Upon first examination, the Russell 2000 E-mini futures contract is intimidating to the uninitiated trader. If you had your heart set on trading the ES contract, which is by far and away the most actively traded e-mini offering, the Russell 2000 (called the TF) has an extraordinary amount of price movement; which is exactly why you should consider the TF as one of the contracts you add to your trading repertoire. This dynamic contract presents the experienced trader and well-trained novice trader with set-up after set-up on a daily basis. Yet, many traders inexplicably concentrate on the High Frequency Trading riddled ES (the S&P 500 e-mini) as their contract of choice. While I do not trade the TF exclusively, it is an important part of my daily trading day and is always displayed on one of my monitors. On the other hand, I avoid all the HFT consolidation trading movement and arbitrage related trading on the ES like the plague.

The Russell 2000 (TF) is based upon small-cap stocks and some consider it a bellwether indicator for stock market movement in general. That being said, I could care less. As a TF scalper, I am interested in the smaller moves the contract presents and capitalizing on trading those moves effectively. Which is not to say that I do not enjoy trading the larger moves the on the Russell e-mini, just that there are ample 20 tick moves to satisfy even the most demanding trader. The movement in the contract is what “puts off” many traders, yet it is this movement that can make the TF e-mini such a money machine, when traded properly. Don’t let the market noise in this instrument put you off; it can be traded effectively with the right tools.

Most TF trading can be classified into two broad categories; bracketed trading and trending price movement. Either way, the TF will present ample opportunities to initiate winning trades.

What is the secret to trading the Russell 2000 e-mini?

I pay close attention to bar by bar order flow in relation to the general market structure defined by Market Profile. Order flow is order flow; which means that once this contract starts to move in potentially profitable TPO’s identified in the daily structure of the market, you can simply watch the orders accumulate, either short or long, and hang in the trade until you see the specific area where traders driving the market in your direction lose interest. I should point out that lagging indicators are not especially effective on the TF because of the speed of some of the price movement. However, using real-time order flow data, you can observe the orders piling up on one side of the contract and trade in that direction with relative certainty. As a further aid, I am generally running a consolidated tape reading table to observe orders as they accumulate at each index price.

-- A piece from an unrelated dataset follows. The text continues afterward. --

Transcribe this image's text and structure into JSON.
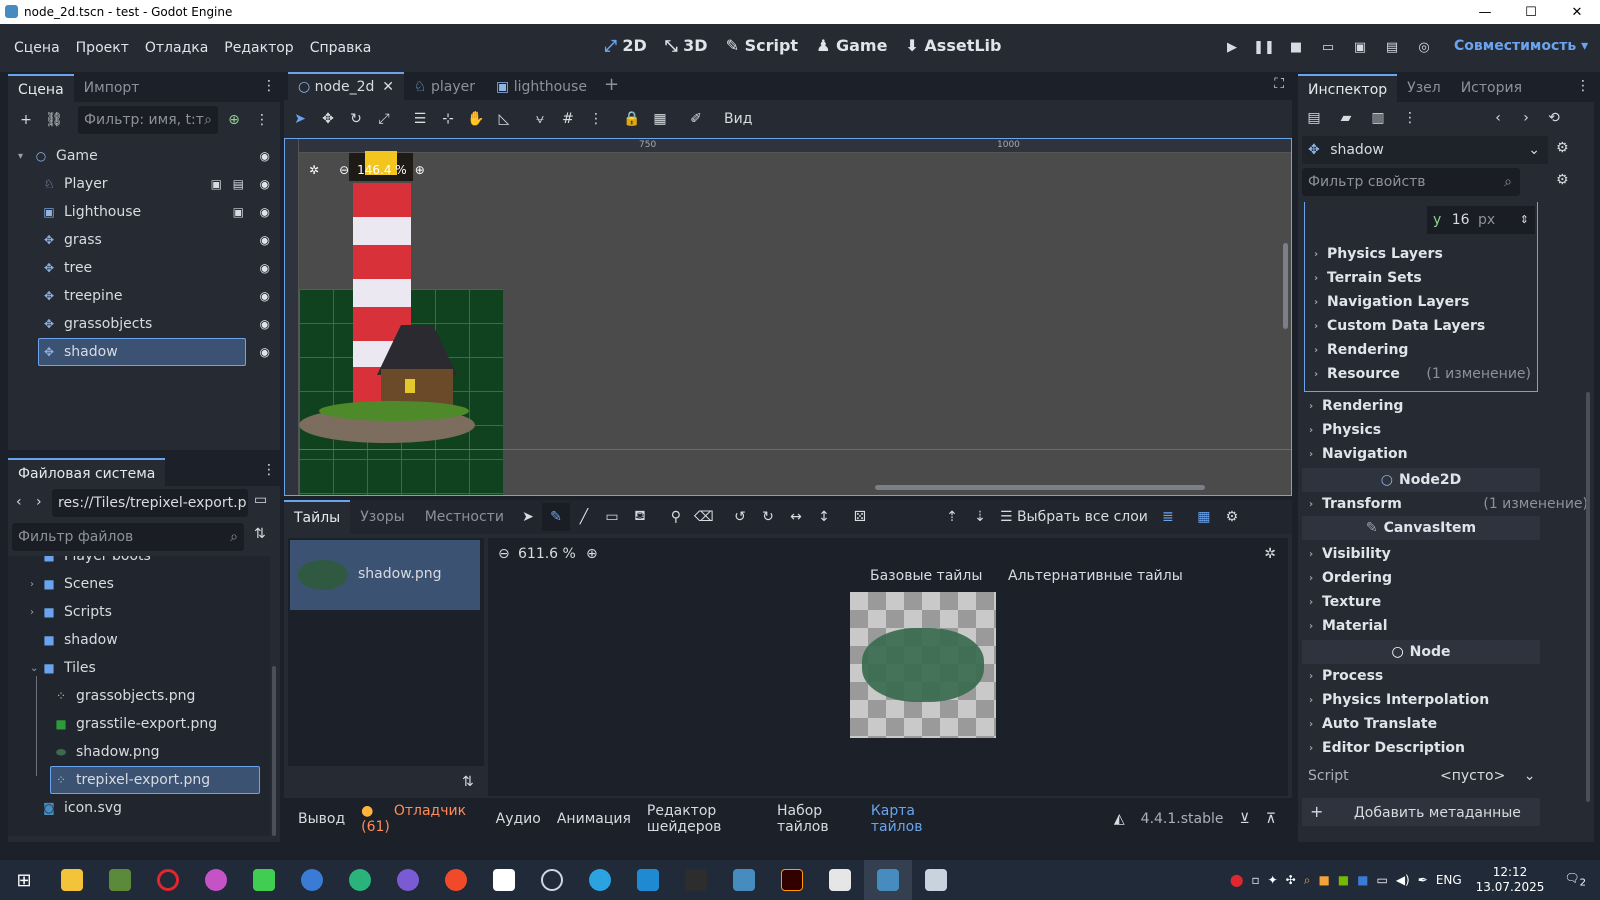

I also pay close attention to volume readings at known points of support and resistance to give me insight into whether or not a breakout or breakdown is imminent. You can observe the same on your order flow and notice whether the delta is increasing or decreasing at known support and resistance. Any quality order flow indicator will tabulate these deltas’ in real time for observation. You might note that real-time indicators are the name of the game for high percentage trading on this contract.

I would also recommend keeping the Average True Range (ATR) indicator under observation to determine whether or not the price movement is in your identified risk profile. For my purposes, I use 2x the ATR to determine my profit target and stop/loss point; if the 2x the ATR exceeds 25 ticks I simply wait for the price action to settle down and resume trading. In my mind, I am only willing to risk 25 ticks ($250) on any given trade on this contract. You should also keep in mind the size of your trading account when trading the TF; never risk more than 1-3% of your account value on a trade. If my $250 dollar stop loss is more than 3% of your account size, you would be wise to trade the Russell 2000 when the ATR is lower and more appropriate for your risk tolerance and trading account. Money management is important on the TF e-mini, as it is in trading in general.

In summary, I would encourage you to take a close look at the Russell 2000 e-mini and implement the real-time trading indicators I have identified. I have also stated that if you are a lagging indicator trader this contract will give you fits; I feel this way about all e-mini trading. Give the TF a look, and trade it in real time with one contract, which is all you really need on this dynamic contract. As always, best of luck in your trading.